This is in the form $y – k = a\left(x – h \right)^{2}$, where $k = \frac{4ac – b^{2}}{4a}$ and $h = -\frac{b}{2a}$ and it is called the vertex form of the quadratic equation.

Note: $\left(h, k \right) = \left(-\frac{b}{2a}, \frac{4ac – b^{2}}{4a}\right)$ are the coordinates of the vertex of a parabola.

### Converting Standard Form of Quadratic Equation into Intercept Form

The standard form of a quadratic equation $ax^{2} + bx + c = 0$ can be converted into the intercept form $y = a\left(x – p \right) \left(x – q \right)$, where $b = -a\left(p + q \right)$ and $c = pq$.

Let $y = ax^{2} + bx + c$

$=>y = a\left(x^{2} + \frac{b}{a}x + \frac{c}{a} \right)$

Splitting $\frac{b}{a}$ as $-\left(p + q \right)$, such that $pq = \frac{c}{a}$

$y = a\left(x^{2} – (p + q)x + pq\right)$

$=>y = a\left(x^{2} – px – qx + pq\right)$

$=>y = a\left( x\left(x – p \right) – q\left(x – p \right)\right)$

$=>y = a \left(x – p \right) \left(x – q \right)$

## What is Discriminant in Quadratic Equation?

The discriminant is widely used in the case of quadratic equations and is used to find the nature of the roots. Though finding a discriminant for any polynomial is not so easy, there are formulas to find the discriminant of quadratic and cubic equations that make our work easier.

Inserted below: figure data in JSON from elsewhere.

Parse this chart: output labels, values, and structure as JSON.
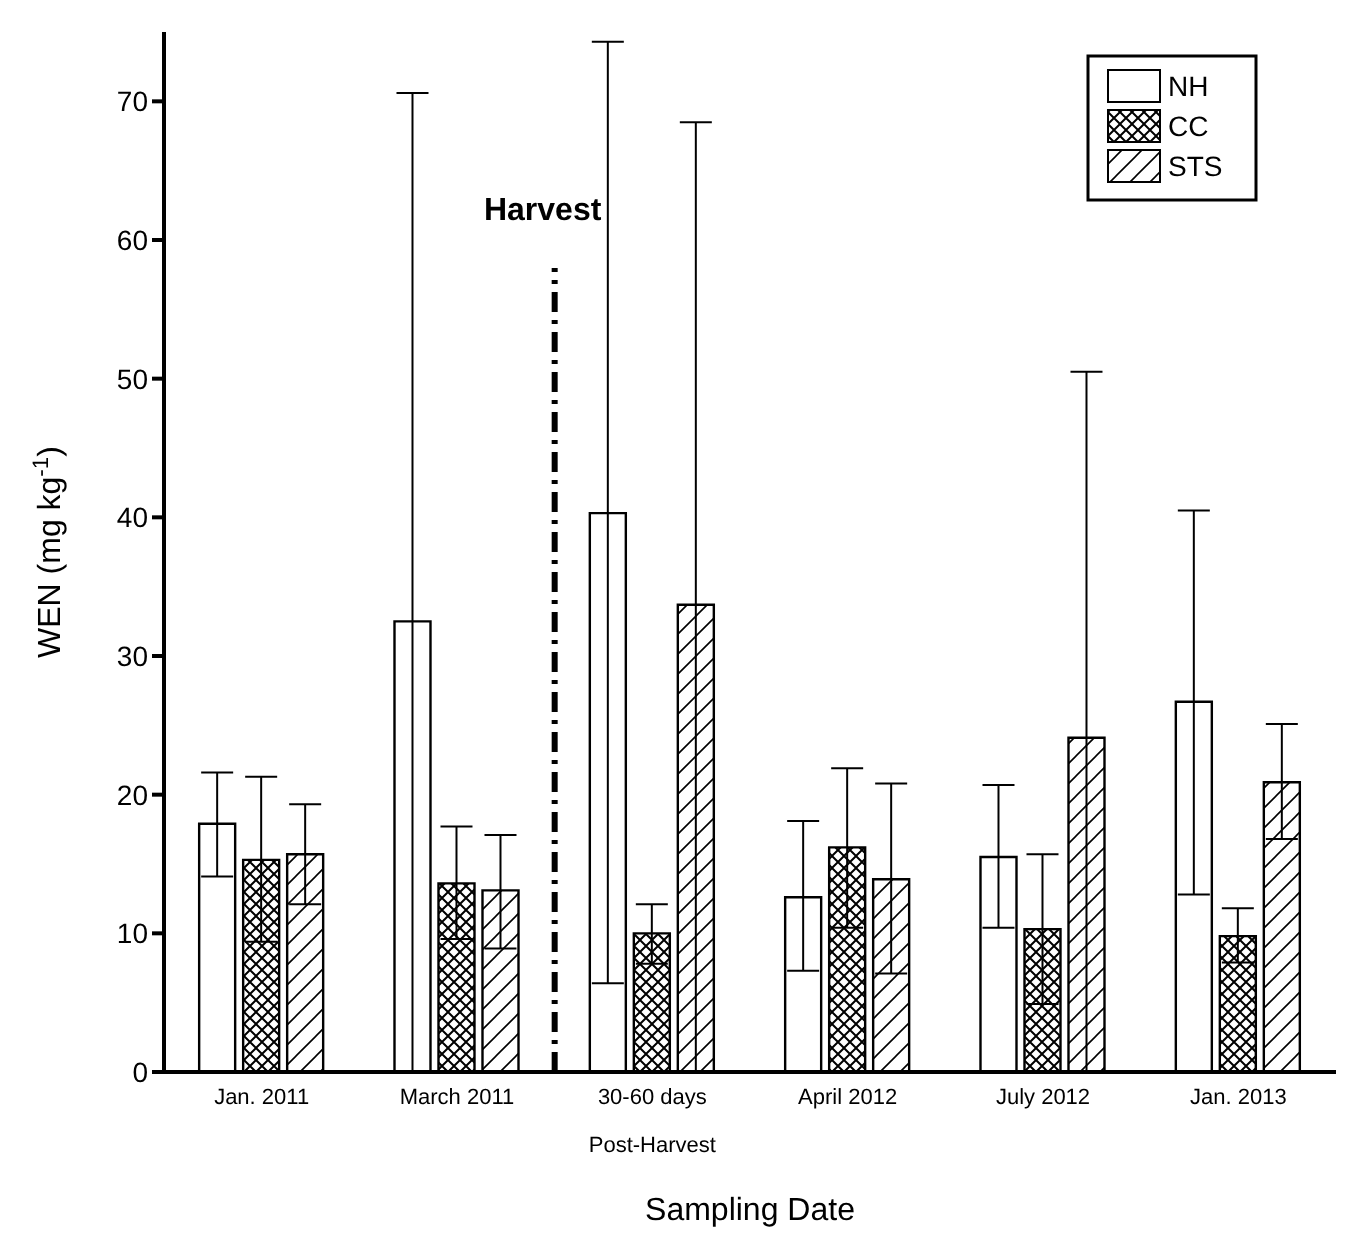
{
  "chart_data": {
    "type": "bar",
    "xlabel": "Sampling Date",
    "ylabel": "WEN (mg kg$^{-1}$)",
    "categories": [
      "Jan. 2011",
      "March 2011",
      "30-60 days",
      "April 2012",
      "July 2012",
      "Jan. 2013"
    ],
    "series": [
      {
        "name": "NH",
        "color": "#000000",
        "values": [
          17.9,
          32.5,
          40.3,
          12.6,
          15.5,
          26.7
        ],
        "errors": [
          [
            14.1,
            21.6
          ],
          [
            0,
            70.6
          ],
          [
            6.4,
            74.3
          ],
          [
            7.3,
            18.1
          ],
          [
            10.4,
            20.7
          ],
          [
            12.8,
            40.5
          ]
        ]
      },
      {
        "name": "CC",
        "color": "#000000",
        "values": [
          15.3,
          13.6,
          10.0,
          16.2,
          10.3,
          9.8
        ],
        "errors": [
          [
            9.4,
            21.3
          ],
          [
            9.6,
            17.7
          ],
          [
            7.8,
            12.1
          ],
          [
            10.4,
            21.9
          ],
          [
            4.9,
            15.7
          ],
          [
            7.9,
            11.8
          ]
        ]
      },
      {
        "name": "STS",
        "color": "#000000",
        "values": [
          15.7,
          13.1,
          33.7,
          13.9,
          24.1,
          20.9
        ],
        "errors": [
          [
            12.1,
            19.3
          ],
          [
            8.9,
            17.1
          ],
          [
            0,
            68.5
          ],
          [
            7.1,
            20.8
          ],
          [
            0,
            50.5
          ],
          [
            16.8,
            25.1
          ]
        ]
      }
    ],
    "ylim": [
      0,
      75
    ],
    "yticks": [
      0,
      10,
      20,
      30,
      40,
      50,
      60,
      70
    ],
    "legend": "top right",
    "annotations": [
      "Harvest",
      "Post-Harvest"
    ]
  }
}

Discriminant of a polynomial in math is a function of the coefficients of the polynomial. It is helpful in determining what type of solutions a polynomial equation has without actually finding them. i.e., it discriminates the solutions of the equation (as equal and unequal; real and nonreal) and hence the name “discriminant”. It is usually denoted by $\triangle$ or $D$. The value of the discriminant can be any real number (i.e., either positive, negative, or 0).

For a quadratic equation $ax^{2} + bc + c = 0$, the discriminant is given by $\text{D or }\triangle = b^{2} – 4ac$.

## Formulas Related to Quadratic Equations

The following list of important formulas is helpful to solve quadratic equations.

• The quadratic equation in its standard form is $ax^{2} + bx + c = 0$
• The discriminant of the quadratic equation is $D = b^{2} – 4ac$
• For $D \gt 0$ the roots are real and distinct
• For $D = 0$ the roots are real and equal
• For $D \lt 0$ the real roots do not exist, or the roots are imaginary
• The formula to find the roots of the quadratic equation is $x = \frac{-b \pm \sqrt{b^{2} – 4ac}}{2a}$
• The sum of the roots of a quadratic equation is $\alpha + \beta = -\frac{b}{a}$
• The product of the roots of the quadratic equation is $\alpha \beta = \frac{c}{a}$.
• The quadratic equation whose roots are $\alpha$ and $\beta$, is $x^{2} – \left(\alpha + \beta \right)x + \alpha \beta = 0$
• The condition for the quadratic equations $a_{1}x^{2} + b_{1}x + c_{1} = 0$, and $a_{2}x^{2} + b_{2}x + c_{2} = 0$ having the same roots is $\left(a_{1}b_{2} – a_{2}b_{1} \right) \left(b_{1}c_{2} – b_{2}c_{1} \right) = \left(a_{2}c_{1} – a_{1}c_{2} \right)^{2}$